The security pull stations were installed adjacent to and at the same height as the standard fire pull stations, which were located at all egress points and in major hallway intersections that led to those egress points. Pull station locations made them clearly visible to employees from a number of vantage points within the facility, and it would be easy for anyone in an emergency to safely activate one of the alarms as they evacuated the facility or ran along a hallway to seek cover in an office.
Once the system was installed, it was thoroughly tested to ensure that the pull stations triggered the notification message and also sent an alarm to the security operations center at corporate headquarters in Cedar Rapids. This was a critical step. It ensured that there was someone not directly affected by the event who could make contact with emergency services personnel, make broader notifications through the company’s mass notification system, and begin marshaling resources to respond to the site. Personnel at the security operations center are also able to remotely view surveillance cameras for each facility and can provide real-time intelligence to emergency responders or company personnel.

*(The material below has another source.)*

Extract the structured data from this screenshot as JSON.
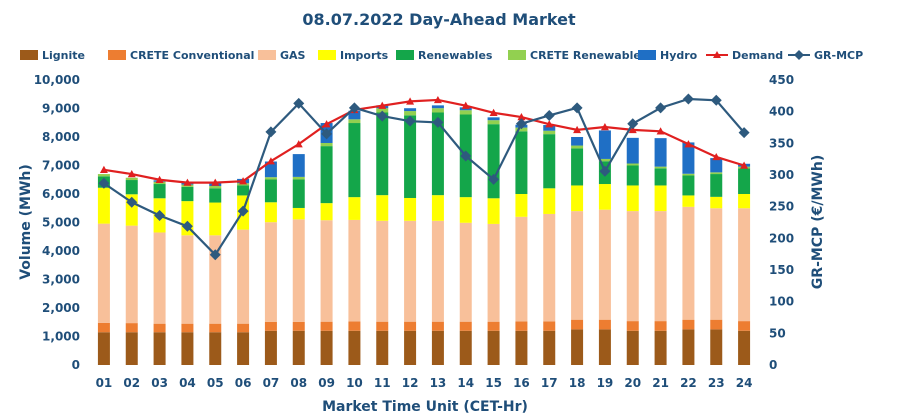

The cost of installing the systems ranged between $1.60 and $1.70 per square foot. Based on the company’s experience with fire pull stations, it anticipates virtually no maintenance costs with the system and the shelf life should be in excess of 10 to 15 years.
Similar to other security technology upgrades, a multiyear plan will be developed to install imminent-threat-notification systems at other company facilities to ensure that the investment of capital funds is managed appropriately and based on priority relative to other security projects and business necessity.
To further enhance the system, the company is in the process of strategically placing panic buttons at high-risk locations such as administrative workstations adjacent to executive offices.
Employee training was also an important element in the system rollout and was coordinated with the company’s environmental safety and health team. The security department provided initial training on the new system to the sites where they were installed. Security instructors trained supervisors and then posted fliers around the facilities to explain what the new blue security pull stations were all about. The supervisors were then responsible for explaining the system to their employees. The company already had existing training on workplace-violence awareness and prevention. The organization is integrating the imminent-threat system into the existing instructor-led and computer-based training this fiscal year.
Among the most critical points that the training is intended to convey is when to activate the system and when not to activate it. The training and fliers all explain that the pull stations are for security emergencies only. They are not to be used for general security complaints, such as parking problems or thefts.
Even though workplace violence events are rare, they are traumatic, and the prospect of having that type of experience creates fear and uncertainty in the minds of employees. The installation of an imminent-threat system that can reduce the threat helps to alleviate that fear. After the new system was installed, employees frequently reported that they were comforted by the fact that the company was concerned for their safety.
Michael J. Sullivan is corporate security director for Rockwell Collins in Cedar Rapids, Iowa.